Anyway, aside from a collection of early tapes released as a double album a couple of years back, this is Konstruktivists' first proper vinyl album since Glennascaul way back whenever that was, and either Glenn and Mark have really upped their game of late, or Konstruktivists just make a lot more sense pressed onto a big fat slab of hard - and blood red, I couldn't help but notice - wax, because this is probably the best thing they've done since Psykho Genetika; in fact it may be the best thing Glenn has done, full-stop. In my view, Glenn's music tends to be at its finest when he's working with people who aren't busily trying to sound like someone else, persons tagging along for the sheer thrill of atmospheric noise and seeing what the hell will happen next, and whose criteria for success reaches a bit further than how closely the end result resembles fucking Borghesia.

Cough. Cough.

Anyway, to get to the point, Mark Crumby clearly fits this sonic bill, and so everyone involved brings the best out of everyone else.

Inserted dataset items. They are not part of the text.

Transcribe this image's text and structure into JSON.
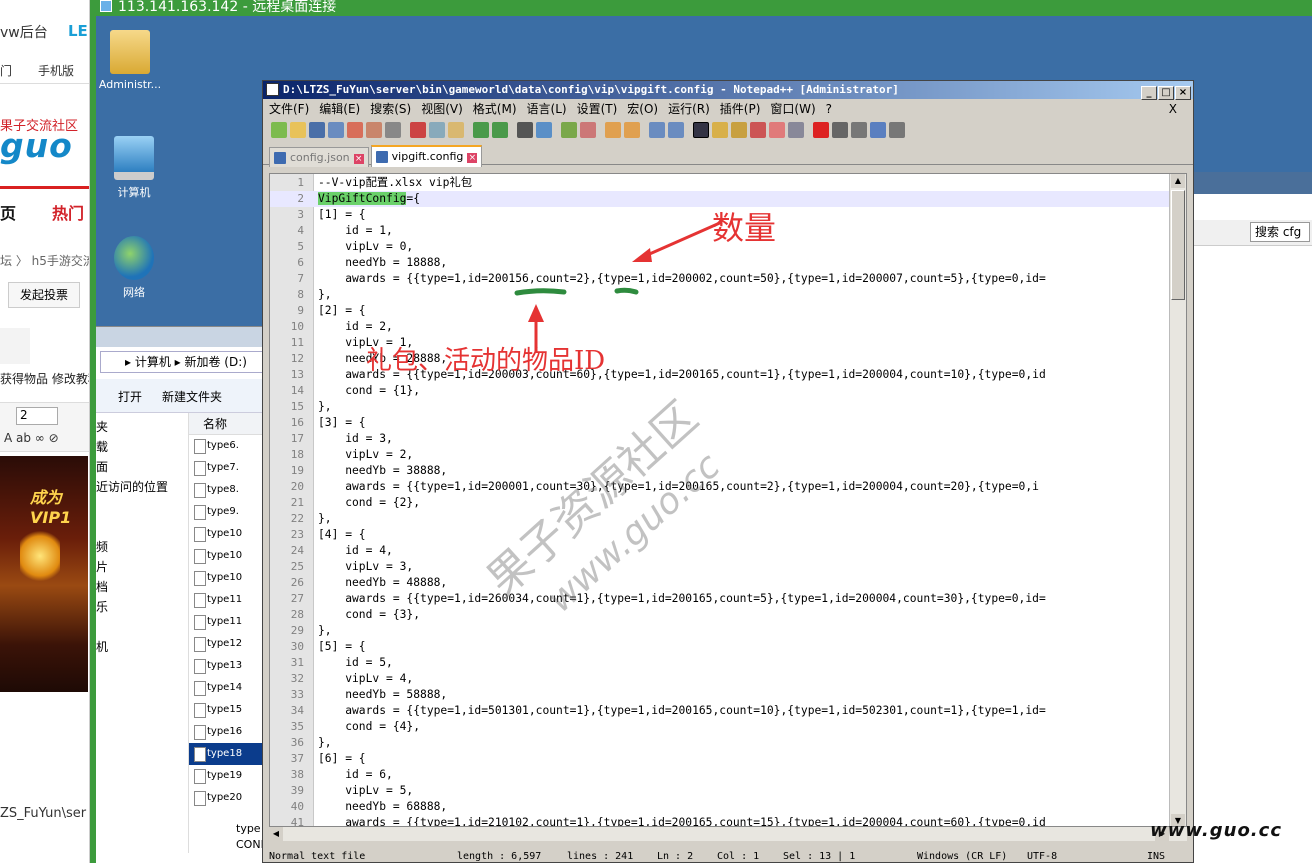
{
  "browser": {
    "title": "vw后台",
    "title2": "LE",
    "bar_left": "门",
    "bar_right": "手机版",
    "logo_red": "果子交流社区",
    "logo": "guo",
    "nav1": "页",
    "nav2": "热门",
    "crumb": "坛 〉 h5手游交流",
    "post_button": "发起投票",
    "post_text": "获得物品 修改教程",
    "editor_size": "2",
    "game_banner": "成为VIP1",
    "path": "ZS_FuYun\\ser"
  },
  "rdp": {
    "title": "113.141.163.142 - 远程桌面连接"
  },
  "desktop": {
    "icons": [
      {
        "label": "Administr..."
      },
      {
        "label": "计算机"
      },
      {
        "label": "网络"
      }
    ]
  },
  "explorer": {
    "address": "▸ 计算机 ▸ 新加卷 (D:)",
    "open": "打开",
    "new_folder": "新建文件夹",
    "column_name": "名称",
    "nav_items": [
      "夹",
      "载",
      "面",
      "近访问的位置",
      "",
      "",
      "频",
      "片",
      "档",
      "乐",
      "",
      "机"
    ],
    "files": [
      "type6.",
      "type7.",
      "type8.",
      "type9.",
      "type10",
      "type10",
      "type10",
      "type11",
      "type11",
      "type12",
      "type13",
      "type14",
      "type15",
      "type16",
      "type18",
      "type19",
      "type20"
    ],
    "bottom_type": "type",
    "bottom_conf": "CONF"
  },
  "right_window": {
    "search": "搜索 cfg"
  },
  "notepad": {
    "title": "D:\\LTZS_FuYun\\server\\bin\\gameworld\\data\\config\\vip\\vipgift.config - Notepad++ [Administrator]",
    "menu": [
      "文件(F)",
      "编辑(E)",
      "搜索(S)",
      "视图(V)",
      "格式(M)",
      "语言(L)",
      "设置(T)",
      "宏(O)",
      "运行(R)",
      "插件(P)",
      "窗口(W)",
      "?"
    ],
    "menu_close": "X",
    "tabs": [
      {
        "label": "config.json",
        "active": false
      },
      {
        "label": "vipgift.config",
        "active": true
      }
    ],
    "lines": [
      "--V-vip配置.xlsx vip礼包",
      "VipGiftConfig={",
      "[1] = {",
      "    id = 1,",
      "    vipLv = 0,",
      "    needYb = 18888,",
      "    awards = {{type=1,id=200156,count=2},{type=1,id=200002,count=50},{type=1,id=200007,count=5},{type=0,id=",
      "},",
      "[2] = {",
      "    id = 2,",
      "    vipLv = 1,",
      "    needYb = 28888,",
      "    awards = {{type=1,id=200003,count=60},{type=1,id=200165,count=1},{type=1,id=200004,count=10},{type=0,id",
      "    cond = {1},",
      "},",
      "[3] = {",
      "    id = 3,",
      "    vipLv = 2,",
      "    needYb = 38888,",
      "    awards = {{type=1,id=200001,count=30},{type=1,id=200165,count=2},{type=1,id=200004,count=20},{type=0,i",
      "    cond = {2},",
      "},",
      "[4] = {",
      "    id = 4,",
      "    vipLv = 3,",
      "    needYb = 48888,",
      "    awards = {{type=1,id=260034,count=1},{type=1,id=200165,count=5},{type=1,id=200004,count=30},{type=0,id=",
      "    cond = {3},",
      "},",
      "[5] = {",
      "    id = 5,",
      "    vipLv = 4,",
      "    needYb = 58888,",
      "    awards = {{type=1,id=501301,count=1},{type=1,id=200165,count=10},{type=1,id=502301,count=1},{type=1,id=",
      "    cond = {4},",
      "},",
      "[6] = {",
      "    id = 6,",
      "    vipLv = 5,",
      "    needYb = 68888,",
      "    awards = {{type=1,id=210102,count=1},{type=1,id=200165,count=15},{type=1,id=200004,count=60},{type=0,id"
    ],
    "status": {
      "file_type": "Normal text file",
      "length": "length : 6,597",
      "lines": "lines : 241",
      "ln": "Ln : 2",
      "col": "Col : 1",
      "sel": "Sel : 13 | 1",
      "eol": "Windows (CR LF)",
      "encoding": "UTF-8",
      "mode": "INS"
    }
  },
  "annotations": {
    "quantity": "数量",
    "gift_id": "礼包、活动的物品ID",
    "watermark": "果子资源社区",
    "watermark_url": "www.guo.cc",
    "corner": "www.guo.cc"
  },
  "colors": {
    "annotation_red": "#e53333",
    "underline_green": "#2e8b3e",
    "rdp_green": "#3c9b3c",
    "desktop_blue": "#3b6ea5"
  }
}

Like the greatest of Konstruktivists' music, Destiny Drive has a strong element of soundtrack, a certain dramatic tension going beyond the bog standard efforts of just wacking the decay setting of the reverb up to five minutes and thus leaving more free time in which to sift through the usual Blade Runner samples like every other fucker and his milkman. This is something more theatrical, more European and less industrial by the usual terms, and Glenn is afforded full reign to vent his love of characters darkly drawn within the grooves - much more akin to the legacy of Yello, Tuxedo Moon, or even the Residents than you might have suspected. Destiny Drive is closer to a performance than any conventional soundscape, I suppose fulfilling the promise of tracks such as Housewife's Choice - music as narrative, more than just a beat and a feeling. I know I'm biased, but I really never anticipated this record being anything like this good.

Annoyingly, the cover artwork is also fantastic, and I can see why it was picked over the thing I came up with; so darn, but also yay!